By Shalini Kolluri
As someone who wants to be on a strictly plant based diet, it doesn’t matter that my sandwich doesn’t contain cheese or mayonnaise. Sandwiches are little adaptive parcels of culinary goodness that overcome all hurdles.
Sandwich spreads are a big reason why this lunch still makes me smile. Overtime, I have worked on many recipes and by far, this one is my favorite.
Red bell pepper when roasted has a fruity sweetness that gracefully balances the pungency of the garlic and the tomato.
I have always wondered why the red peppers taste entirely different from their green counterparts. Turns out that green peppers are harvested way before they ripen. They are slightly bitter and the least expensive of all the peppers.
The green ones turn yellow and the yellow ones turn orange. The yellow and orange peppers are sweeter than the green ones. However, the ripest of the lot are the red ones. Pimento and paprika are made from the red peppers.
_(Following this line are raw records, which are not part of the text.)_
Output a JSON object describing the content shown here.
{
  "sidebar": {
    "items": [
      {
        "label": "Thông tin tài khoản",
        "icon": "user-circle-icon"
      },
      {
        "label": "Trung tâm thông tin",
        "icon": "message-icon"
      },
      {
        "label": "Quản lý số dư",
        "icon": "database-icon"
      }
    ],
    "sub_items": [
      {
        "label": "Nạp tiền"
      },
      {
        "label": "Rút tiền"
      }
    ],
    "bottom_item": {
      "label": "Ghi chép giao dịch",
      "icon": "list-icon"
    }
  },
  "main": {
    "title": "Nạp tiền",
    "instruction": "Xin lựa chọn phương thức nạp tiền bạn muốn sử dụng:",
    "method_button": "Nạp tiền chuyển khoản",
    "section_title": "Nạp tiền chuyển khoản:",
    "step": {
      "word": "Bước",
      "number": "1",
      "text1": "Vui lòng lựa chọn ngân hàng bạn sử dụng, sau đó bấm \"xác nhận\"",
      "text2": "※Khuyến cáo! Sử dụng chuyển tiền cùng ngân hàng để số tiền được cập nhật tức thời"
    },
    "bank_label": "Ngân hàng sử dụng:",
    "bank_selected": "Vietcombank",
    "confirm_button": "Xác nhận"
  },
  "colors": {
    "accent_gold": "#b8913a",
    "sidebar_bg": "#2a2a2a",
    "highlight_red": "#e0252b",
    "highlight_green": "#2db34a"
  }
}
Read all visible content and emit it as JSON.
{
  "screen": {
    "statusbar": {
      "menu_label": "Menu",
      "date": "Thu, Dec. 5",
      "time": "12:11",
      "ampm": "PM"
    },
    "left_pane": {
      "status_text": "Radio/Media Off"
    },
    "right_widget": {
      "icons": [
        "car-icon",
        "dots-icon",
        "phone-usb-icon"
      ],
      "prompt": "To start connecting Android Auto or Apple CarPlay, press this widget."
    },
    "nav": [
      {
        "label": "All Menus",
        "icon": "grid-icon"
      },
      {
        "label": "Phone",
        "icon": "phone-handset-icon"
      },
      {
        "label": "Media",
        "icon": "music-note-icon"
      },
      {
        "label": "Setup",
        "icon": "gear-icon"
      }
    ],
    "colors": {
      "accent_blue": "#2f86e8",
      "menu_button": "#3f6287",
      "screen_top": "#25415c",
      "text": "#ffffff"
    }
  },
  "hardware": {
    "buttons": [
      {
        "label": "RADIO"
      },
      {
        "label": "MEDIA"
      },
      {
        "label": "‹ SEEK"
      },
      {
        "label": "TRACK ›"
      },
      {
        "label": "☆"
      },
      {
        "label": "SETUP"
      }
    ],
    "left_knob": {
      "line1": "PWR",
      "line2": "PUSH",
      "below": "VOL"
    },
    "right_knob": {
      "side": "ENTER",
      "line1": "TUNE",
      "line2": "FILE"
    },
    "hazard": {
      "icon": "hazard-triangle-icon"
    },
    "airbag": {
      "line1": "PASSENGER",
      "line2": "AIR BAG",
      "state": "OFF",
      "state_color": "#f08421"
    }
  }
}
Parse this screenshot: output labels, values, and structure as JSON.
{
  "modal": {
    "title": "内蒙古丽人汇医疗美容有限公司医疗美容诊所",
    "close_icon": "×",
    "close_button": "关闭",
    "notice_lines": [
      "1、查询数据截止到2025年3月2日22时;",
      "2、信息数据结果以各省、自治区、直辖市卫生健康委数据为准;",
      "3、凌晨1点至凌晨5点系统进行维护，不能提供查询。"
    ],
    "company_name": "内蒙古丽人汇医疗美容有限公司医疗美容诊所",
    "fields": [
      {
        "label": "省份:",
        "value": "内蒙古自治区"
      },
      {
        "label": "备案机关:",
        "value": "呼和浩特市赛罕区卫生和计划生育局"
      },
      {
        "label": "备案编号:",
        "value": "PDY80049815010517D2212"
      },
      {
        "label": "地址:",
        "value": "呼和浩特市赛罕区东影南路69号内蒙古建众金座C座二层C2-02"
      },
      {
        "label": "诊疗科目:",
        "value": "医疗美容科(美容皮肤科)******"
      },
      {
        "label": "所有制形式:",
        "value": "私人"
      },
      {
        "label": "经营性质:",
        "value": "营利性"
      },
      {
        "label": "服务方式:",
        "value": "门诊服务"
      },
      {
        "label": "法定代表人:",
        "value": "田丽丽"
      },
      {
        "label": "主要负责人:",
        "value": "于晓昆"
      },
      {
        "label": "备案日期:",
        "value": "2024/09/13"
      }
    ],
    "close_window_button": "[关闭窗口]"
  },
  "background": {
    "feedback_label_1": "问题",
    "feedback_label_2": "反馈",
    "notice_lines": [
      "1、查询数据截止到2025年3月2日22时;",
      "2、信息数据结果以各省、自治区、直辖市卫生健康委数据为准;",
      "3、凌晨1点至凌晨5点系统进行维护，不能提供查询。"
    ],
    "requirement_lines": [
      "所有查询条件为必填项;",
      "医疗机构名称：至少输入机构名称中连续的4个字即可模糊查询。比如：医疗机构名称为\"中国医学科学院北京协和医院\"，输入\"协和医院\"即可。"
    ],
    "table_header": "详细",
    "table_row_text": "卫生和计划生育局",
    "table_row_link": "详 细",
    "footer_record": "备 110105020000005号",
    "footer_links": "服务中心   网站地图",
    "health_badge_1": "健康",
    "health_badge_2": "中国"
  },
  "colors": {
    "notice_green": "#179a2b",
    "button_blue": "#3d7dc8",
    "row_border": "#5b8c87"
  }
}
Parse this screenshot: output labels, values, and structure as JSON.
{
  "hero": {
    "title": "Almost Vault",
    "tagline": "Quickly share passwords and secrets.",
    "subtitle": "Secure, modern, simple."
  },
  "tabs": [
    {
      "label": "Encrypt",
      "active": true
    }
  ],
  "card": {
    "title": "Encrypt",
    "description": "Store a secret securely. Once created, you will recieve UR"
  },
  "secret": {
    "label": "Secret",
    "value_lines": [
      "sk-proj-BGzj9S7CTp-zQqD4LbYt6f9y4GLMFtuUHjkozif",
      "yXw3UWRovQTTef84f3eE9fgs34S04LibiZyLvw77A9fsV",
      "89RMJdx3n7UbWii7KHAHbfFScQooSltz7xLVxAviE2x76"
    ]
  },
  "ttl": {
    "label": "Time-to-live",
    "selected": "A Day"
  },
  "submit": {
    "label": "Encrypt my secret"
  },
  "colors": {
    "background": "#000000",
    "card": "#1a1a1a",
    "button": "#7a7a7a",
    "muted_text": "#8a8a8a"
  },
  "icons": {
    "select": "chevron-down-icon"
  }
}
This dip has a shelf life of 3-4 days when refrigerated. Although, it’s best when eaten fresh.
1 tablespoon olive oil
1 large tomato ( chopped into pieces)
1 red bell pepper ( chopped into pieces)
1 green chili
1 cup cilantro
1 clove garlic
1 red onion ( small)
1 teaspoon honey
salt to taste
Heat oil in a skillet on medium high
Add in the chili, garlic and onion. Saute’ for 5 minutes.
Once the onions turn golden brown and the garlic is fragrant add in the tomato and bell pepper.
Cook on medium till the bell pepper pieces are soft for 12-14 minutes.
Remove from stove and cool the mixture. Add in the honey.
Grind the cooked mixture of ingredients in a food processor/ blender into a coarse paste.Transfer the purée in to a bowl and use as spread/dip.